Jav swallows, briefly closing his eyes and wondering what that whisper sounds like against skin. In the dark.
“That’s it,” Alex says as Esmeralda takes another step and eats her reward. “See?”
She mews at him. He mews back, then laughs. “Drama queen.”
Jav watches, fascinated and longing as step by step, the kitten makes her way down to Alex. He picks her up in one big hand and rubs her face against his. “Good girl,” he says, laughing. “Look at that, huh? You did it.”
He curls her in a palm, feeds her another treat and tucks her against his chest. Above her head he grins at Jav. Tousled and unshaven. Body relaxed and muscular in jeans and a flannel shirt. “Tough love, man. It’s how they learn.”

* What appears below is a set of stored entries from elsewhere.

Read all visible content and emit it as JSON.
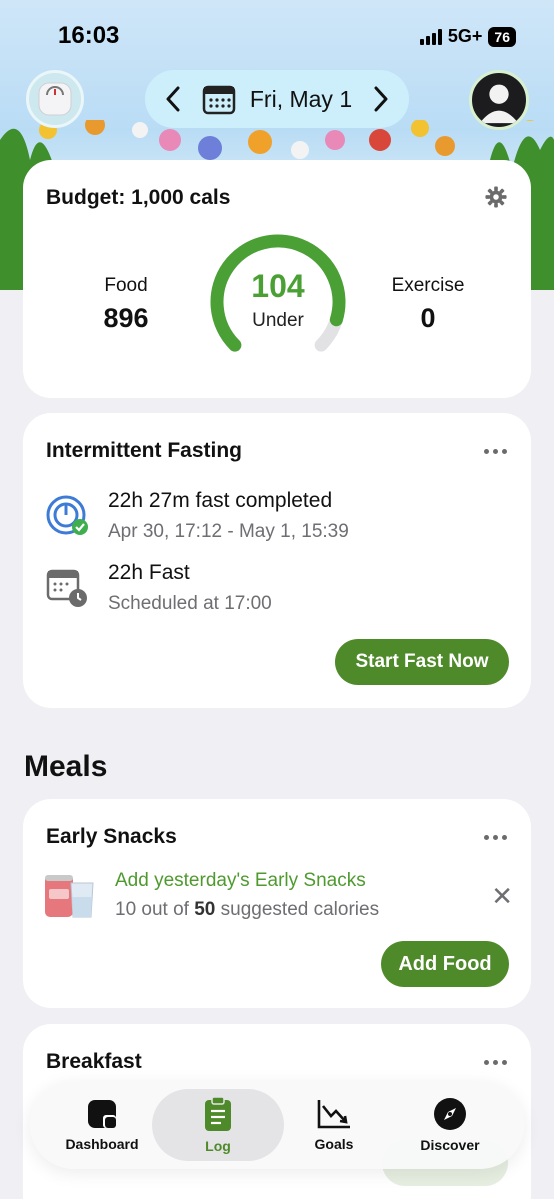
{
  "status_bar": {
    "time": "16:03",
    "network": "5G+",
    "battery": "76"
  },
  "header": {
    "date": "Fri, May 1",
    "prev_icon": "chevron-left-icon",
    "next_icon": "chevron-right-icon",
    "calendar_icon": "calendar-icon",
    "scale_icon": "scale-icon",
    "avatar_icon": "profile-avatar-icon"
  },
  "budget": {
    "title": "Budget: 1,000 cals",
    "food_label": "Food",
    "food_value": "896",
    "exercise_label": "Exercise",
    "exercise_value": "0",
    "remaining_value": "104",
    "remaining_label": "Under",
    "progress_fraction": 0.896,
    "accent": "#4aa034"
  },
  "fasting": {
    "title": "Intermittent Fasting",
    "completed_title": "22h 27m fast completed",
    "completed_range": "Apr 30, 17:12 - May 1, 15:39",
    "next_title": "22h Fast",
    "next_schedule": "Scheduled at 17:00",
    "start_button": "Start Fast Now"
  },
  "meals": {
    "section_title": "Meals",
    "early_snacks": {
      "title": "Early Snacks",
      "suggestion": "Add yesterday's Early Snacks",
      "sub_prefix": "10 out of ",
      "sub_bold": "50",
      "sub_suffix": " suggested calories",
      "add_button": "Add Food"
    },
    "breakfast": {
      "title": "Breakfast"
    }
  },
  "tabs": [
    {
      "label": "Dashboard",
      "icon": "dashboard-icon",
      "active": false
    },
    {
      "label": "Log",
      "icon": "log-clipboard-icon",
      "active": true
    },
    {
      "label": "Goals",
      "icon": "goals-chart-icon",
      "active": false
    },
    {
      "label": "Discover",
      "icon": "compass-icon",
      "active": false
    }
  ],
  "colors": {
    "brand_green": "#4f8a2a",
    "suggestion_green": "#4f9a2f",
    "background": "#efeff4"
  }
}
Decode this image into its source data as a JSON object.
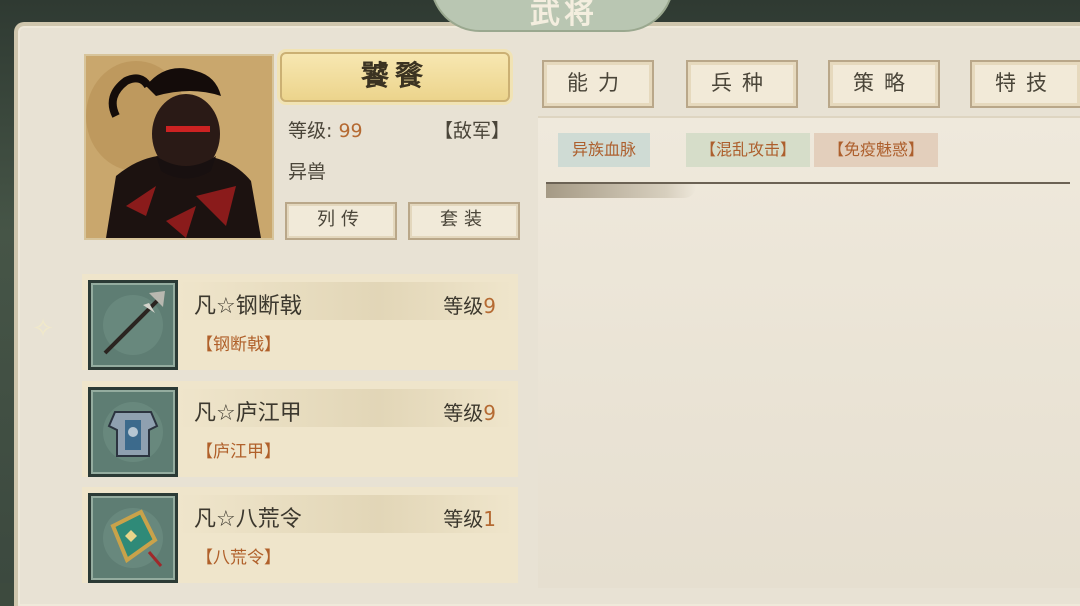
{
  "title": "武将",
  "hero": {
    "name": "饕餮",
    "level_label": "等级:",
    "level_value": "99",
    "faction": "【敌军】",
    "type": "异兽"
  },
  "buttons": {
    "biography": "列传",
    "outfit": "套装"
  },
  "tabs": [
    {
      "label": "能力"
    },
    {
      "label": "兵种"
    },
    {
      "label": "策略"
    },
    {
      "label": "特技"
    }
  ],
  "skill_tags": [
    "异族血脉",
    "【混乱攻击】",
    "【免疫魅惑】"
  ],
  "equipment": [
    {
      "name": "凡☆钢断戟",
      "level_label": "等级",
      "level": "9",
      "sub": "【钢断戟】",
      "icon": "halberd-icon"
    },
    {
      "name": "凡☆庐江甲",
      "level_label": "等级",
      "level": "9",
      "sub": "【庐江甲】",
      "icon": "armor-icon"
    },
    {
      "name": "凡☆八荒令",
      "level_label": "等级",
      "level": "1",
      "sub": "【八荒令】",
      "icon": "token-icon"
    }
  ],
  "colors": {
    "accent_orange": "#b56a32",
    "panel": "#e8e2d4",
    "nameplate": "#f2dd9c"
  }
}
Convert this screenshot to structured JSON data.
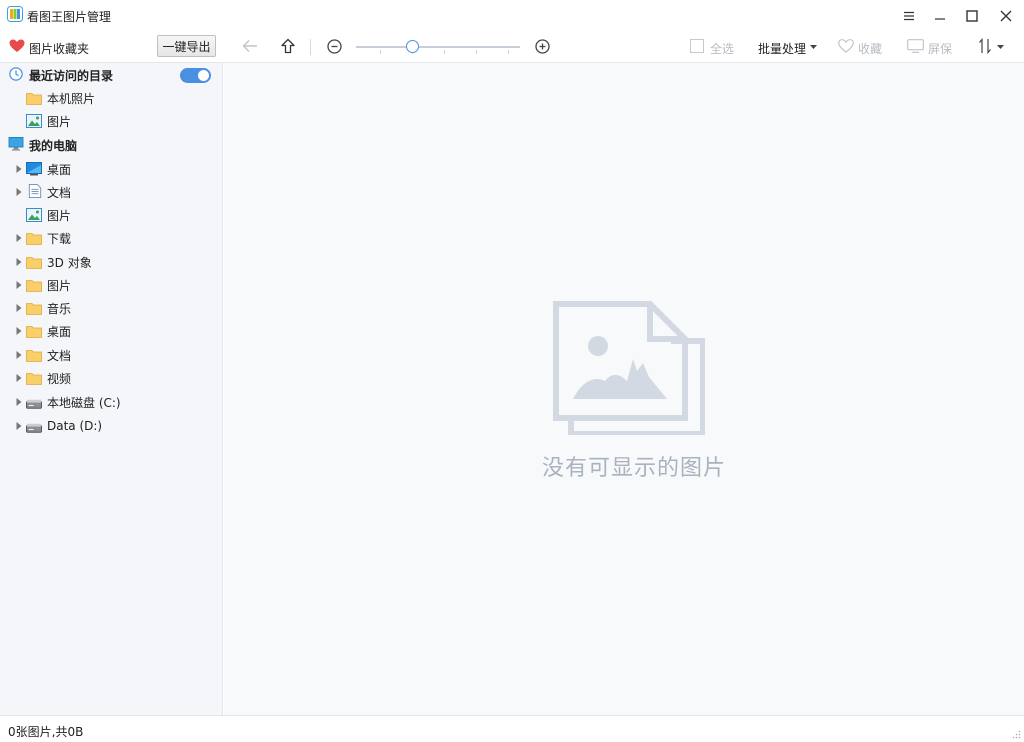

Come, Jav thinks. Come here. You can do it…
Harris Tweed
I wanted so much for Ari and Geno to become friends. They’d complement each other beautifully and I can totally see Geno continuing his education at New Paltz. But there’s only so much you can pack into an epic novel. —SLQR
Jav invited Geno to come see his nephew’s art exhibit at SUNY New Paltz.
“Is this crossing the smudged boundary?” Geno said to Stef.
“Only if you punch me.”
“Awkward.”
“Sorry.”
He, Jav and Stef took the subway uptown to meet up with Roger Lark, The Treehouse Guy.
“My mother had a thing for you,” Geno said as they shook hands.
“I get that a lot,” Roger said. “And may I say, nice jacket?”
Geno was wearing Nathan’s Harris tweed jacket, nearly identical to the one Roger was sporting.